A saṃskāra (Sanskrit: impression or formation) is a mental imprint left by an action, thought, or feeling. Every conscious act deposits a trace in the mind. That trace shapes how similar situations are met in future. The term appears in both Hindu yoga and Buddhism, where it forms the psychological basis of karma and the cycle of samsara.
The mechanism
Classical Indian psychology holds that every conscious act leaves a trace. Each act of perception, thought, intention, or emotional response deposits a saṃskāra: a sub-conscious imprint that does not vanish when the act passes. It settles, conditions future arising, and reinforces itself when a similar input reactivates it. The mechanism is closer to what cognitive science calls procedural memory than to anything mystical. Repeated action grooves a pattern. The pattern runs more readily next time. After enough repetition, it runs below the threshold of deliberate intention. At that point the saṃskāra has settled into a vāsanā, a habitual disposition, and the practitioner lives from it rather than choosing it.
In yoga and Vedānta
Patañjali's *Yoga Sūtras* make the saṃskāra structure load-bearing for the entire path. The five *kleshas*, the afflictive patterns of ignorance, ego-identification, attraction, aversion, and clinging, are not surface emotions but deeply grooved saṃskāras that condition every act of mind. The eight limbs of yoga are not, on this reading, a moral programme. They are the structural intervention that progressively de-grooves the kleshic patterns and replaces them with saṃskāras of clarity. The Bhagavad Gītā adds a further refinement. Niṣkāma karma, action without attachment to its fruit, is precisely the action that does not lay down a fresh binding saṃskāra: the doer is not invested in the outcome. The path of karma yoga described in the karma entry is, mechanically, the practice of acting without depositing the residue that future bondage requires.
In Buddhism
The Buddhist analysis differs from the Vedāntic in one key respect: there is no persisting self that owns the saṃskāras. In the *skandha* model, the saṅkhāra-skandha, the aggregate of volitional formations, is the fourth of the five constituents that make up the appearance of a person. It is impersonal. Saṃskāras arise, condition future arising, and pass. The apparent continuity of a person who has habits is itself one of the formations. The doctrine of dependent origination makes the link explicit: ignorance conditions formations, formations condition consciousness, consciousness conditions name-and-form, and the cycle of samsara is the running of those formations. Vipassanā practice is the work of observing saṃskāras arise and pass without identifying with them. The cessation the tradition reports, saṅkhāra-nirodha, is the unwinding of the formations themselves.

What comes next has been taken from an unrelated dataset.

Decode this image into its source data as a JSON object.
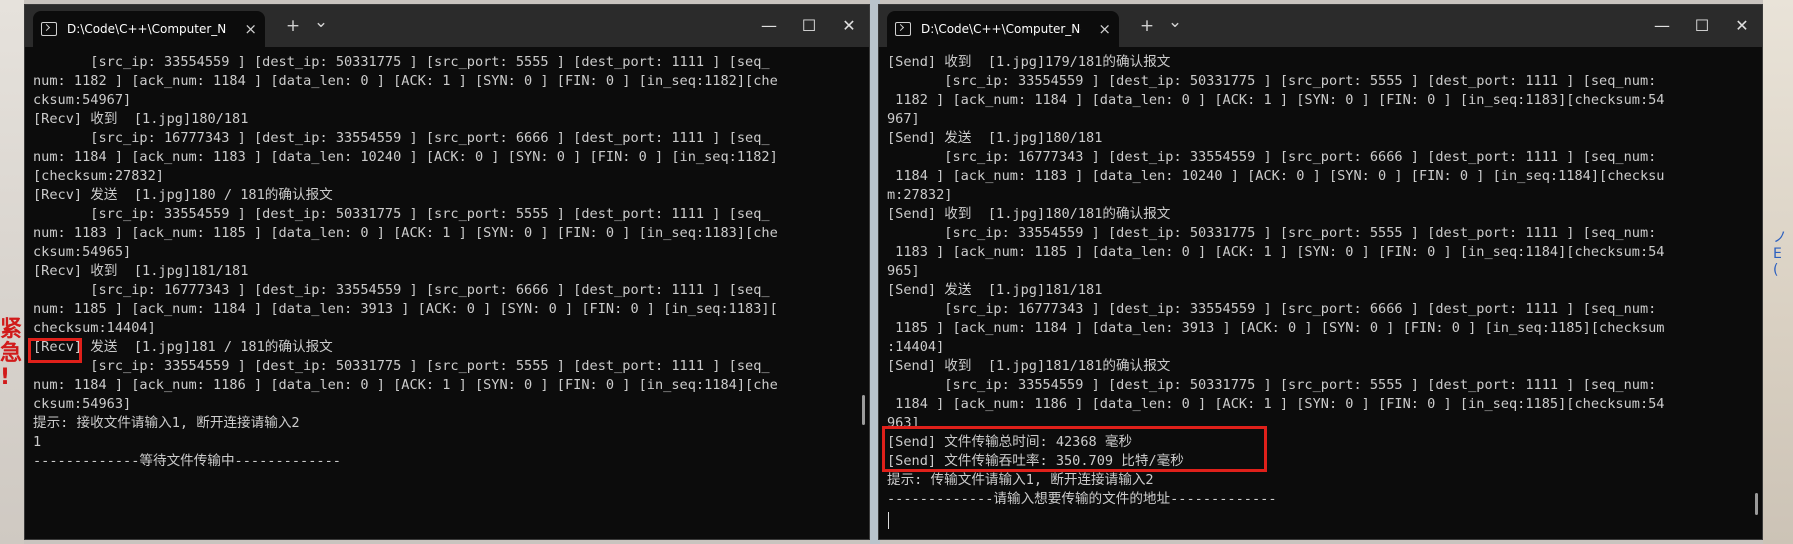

Where it appears in the index
Sadhguru's Inner Engineering: A Yogi's Guide to Joy treats saṃskāra as the operating problem the practice is designed to address. Most of the book's practical instruction is, in effect, technique for reshaping the saṃskāric ground beneath the surface life. Nisargadatta Maharaj's *I Am That* approaches the same territory from the non-dual side: the dialogues return repeatedly to the recognition that saṃskāras are running an apparent self that is not, on examination, anyone. Jon Kabat-Zinn's MBSR imports the basic mechanism into a secular clinical idiom. The pedagogical claim of mindfulness training is that sustained attention to present-moment experience interrupts the automatic firing of conditioned patterns and progressively loosens their grip. Tara Brach and Jack Kornfield's Power of Awareness carries the same instruction in the Theravāda-flavoured vocabulary the saṅkhāra analysis was originally formulated in.
What it isn't
Saṃskāra is not memory in the ordinary sense. Declarative memory is one kind of saṃskāra, but not the main operating one. It is not trauma, though traumatic experience is one of the most consequential saṃskāra-deposits the practice has to address. It is not Freudian repression: the model does not require the content to have been pushed out of awareness, only that the patterning runs faster than deliberate cognition can catch. And it is not karma as the term is often used in popular Western shorthand. Karma in the technical sense is the action that lays down the saṃskāra; the saṃskāra is the residue that conditions future experience. The two are linked but distinct.